А потом все предлоги заканчиваются. Ей пора давать обеты, а мне пора уходить.
Целую ее в последний раз, долго и нежно – ее мягкие губы податливы под моими, – а затем выпрямляюсь.
– Я люблю тебя, – говорю ей. – И всегда буду любить.
– Ты не собираешься остаться? – спрашивает она, и ее губы дрожат. – Не будешь присутствовать?
– Думаю, я был очень терпелив, учитывая все обстоятельства, – отвечаю я. – Но наблюдать, как ты отказываешься от своей любви ко мне и отдаешь свое сердце другому? Даже если этот другой – Бог? Я этого не вынесу, Зенни. Я не могу этого сделать.
По ее щеке скатывается слеза, за ней еще одна и еще.
– Я не была добра к тебе, правда?
Я отвожу взгляд.
– Ты была очень добра…
Она качает головой и печально улыбается сквозь слезы.
– Нет. Не была. Я не знаю, могу ли извиниться за все те случаи, не думаю, что они были ошибкой, но я знаю, что иногда я была… чрезвычайно противоречива. То горяча, то холодна.
– У тебя были причины быть осторожной, – устало возражаю я. – Ты хотела, чтобы между нами было какое-то подобие сделки, и я ее нарушил.
– Но я тоже ее нарушила, – признается она. – Я не могла тебе сказать, потому что боялась разжечь… это пламя у себя в груди. Но, Шон, каждый раз, когда ты говорил что-то из тех вещей…
– Вещей?
Она машет рукой.
– Ты знаешь, что я имею в виду. Или всякий раз, когда твой голос становился низким и грубым, или когда твои глаза расширялись, становясь такими большими и открытыми, как небо после дождя… Каждый раз я чувствовала, как этот огонь пытается разгореться и пробиться на свободу. Ты делаешь это со мной. Из-за тебя я распадаюсь на части, и это все, что я могла сделать, чтобы боль была не такой сильной. Я любила тебя, и мне было страшно, и, если бы я была честна… Ну! – Она делает глубокий вдох и берет мою руку в свои, прижимая ее к своему сердцу. – Может быть, это было бы не так больно.
Ее сердце тихо бьется в груди, подобно усталой и печальной птице, и я не могу удержаться. Еще один поцелуй, одно последнее касание губ и последний глоток ее страсти.
– Все равно было бы больно, Зенни-клоп, – шепчу ей в губы. – Всегда.
Напоследок я запоминаю ее образ – темные, сияющие глаза, маленький курносый носик и копна пышных щекотливых кудряшек, а затем отдаю ее в руки Бога и ее сестер. Выхожу из комнатки и закрываю за собой дверь, тем самым лишая нашу любовь возможности жить, и из-за этого мое сердце разбивается вдребезги.
XXXIV
Я спешу побыстрее убраться из монастыря, направляясь быстрым шагом по центральному коридору к входной двери, и проталкиваюсь сквозь нее, как будто мне не хватает воздуха.

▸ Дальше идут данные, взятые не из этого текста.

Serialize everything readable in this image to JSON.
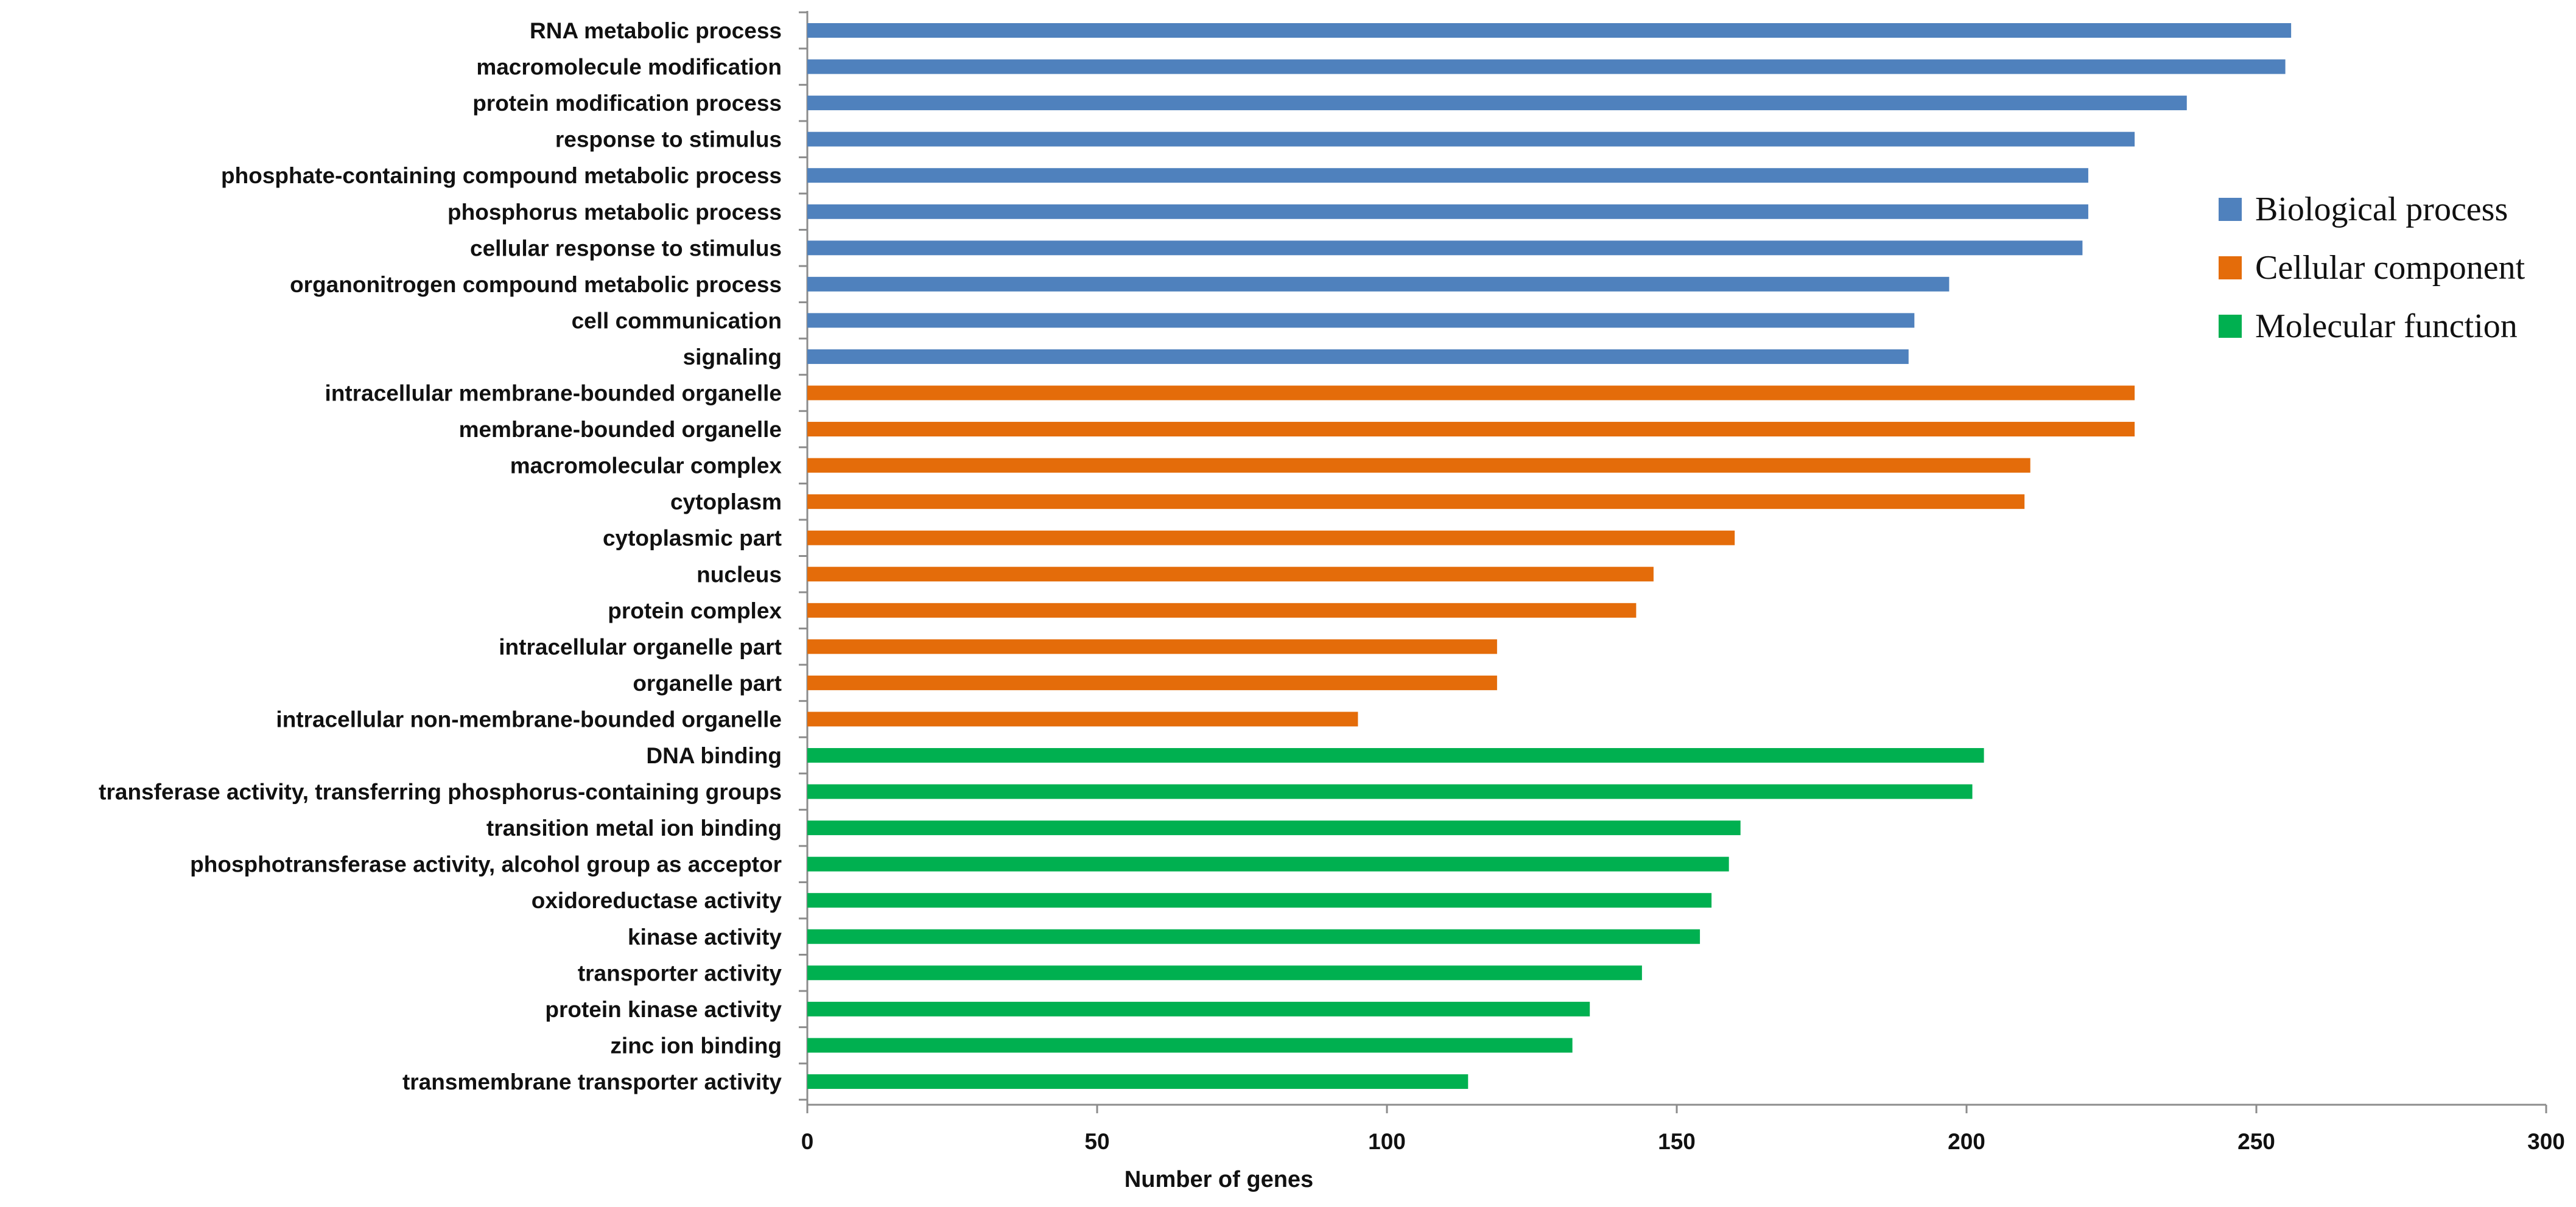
{
  "chart_data": {
    "type": "bar",
    "orientation": "horizontal",
    "title": "",
    "xlabel": "Number of genes",
    "ylabel": "",
    "xlim": [
      0,
      300
    ],
    "xticks": [
      0,
      50,
      100,
      150,
      200,
      250,
      300
    ],
    "grid": false,
    "legend_position": "right",
    "series": [
      {
        "name": "Biological process",
        "color": "#4f81bd",
        "categories": [
          "RNA metabolic process",
          "macromolecule modification",
          "protein modification process",
          "response to stimulus",
          "phosphate-containing compound metabolic process",
          "phosphorus metabolic process",
          "cellular response to stimulus",
          "organonitrogen compound metabolic process",
          "cell communication",
          "signaling"
        ],
        "values": [
          256,
          255,
          238,
          229,
          221,
          221,
          220,
          197,
          191,
          190
        ]
      },
      {
        "name": "Cellular component",
        "color": "#e46c0a",
        "categories": [
          "intracellular membrane-bounded organelle",
          "membrane-bounded organelle",
          "macromolecular complex",
          "cytoplasm",
          "cytoplasmic part",
          "nucleus",
          "protein complex",
          "intracellular organelle part",
          "organelle part",
          "intracellular non-membrane-bounded organelle"
        ],
        "values": [
          229,
          229,
          211,
          210,
          160,
          146,
          143,
          119,
          119,
          95
        ]
      },
      {
        "name": "Molecular function",
        "color": "#00b050",
        "categories": [
          "DNA binding",
          "transferase activity, transferring phosphorus-containing groups",
          "transition metal ion binding",
          "phosphotransferase activity, alcohol group as acceptor",
          "oxidoreductase activity",
          "kinase activity",
          "transporter activity",
          "protein kinase activity",
          "zinc ion binding",
          "transmembrane transporter activity"
        ],
        "values": [
          203,
          201,
          161,
          159,
          156,
          154,
          144,
          135,
          132,
          114
        ]
      }
    ]
  }
}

Так и есть. Кислород на исходе. Я задыхаюсь от собственной боли, от щемящих сердце сожалений. И я даже не могу собраться с силами, чтобы послушать церковные песнопения и молитвы, эхом разносящиеся по монастырю, просто бросаюсь вниз по лестнице на старый разбитый тротуар, желая, чтобы шум городского транспорта и ветер заглушили мелодию свадьбы Зенни с Христом.
Ответа нет, конечно же, нет. Если я чему и научился за последнюю неделю мирного сосуществования с Богом, так это тому, что он очень редко сразу отвечает на недовольные молитвы.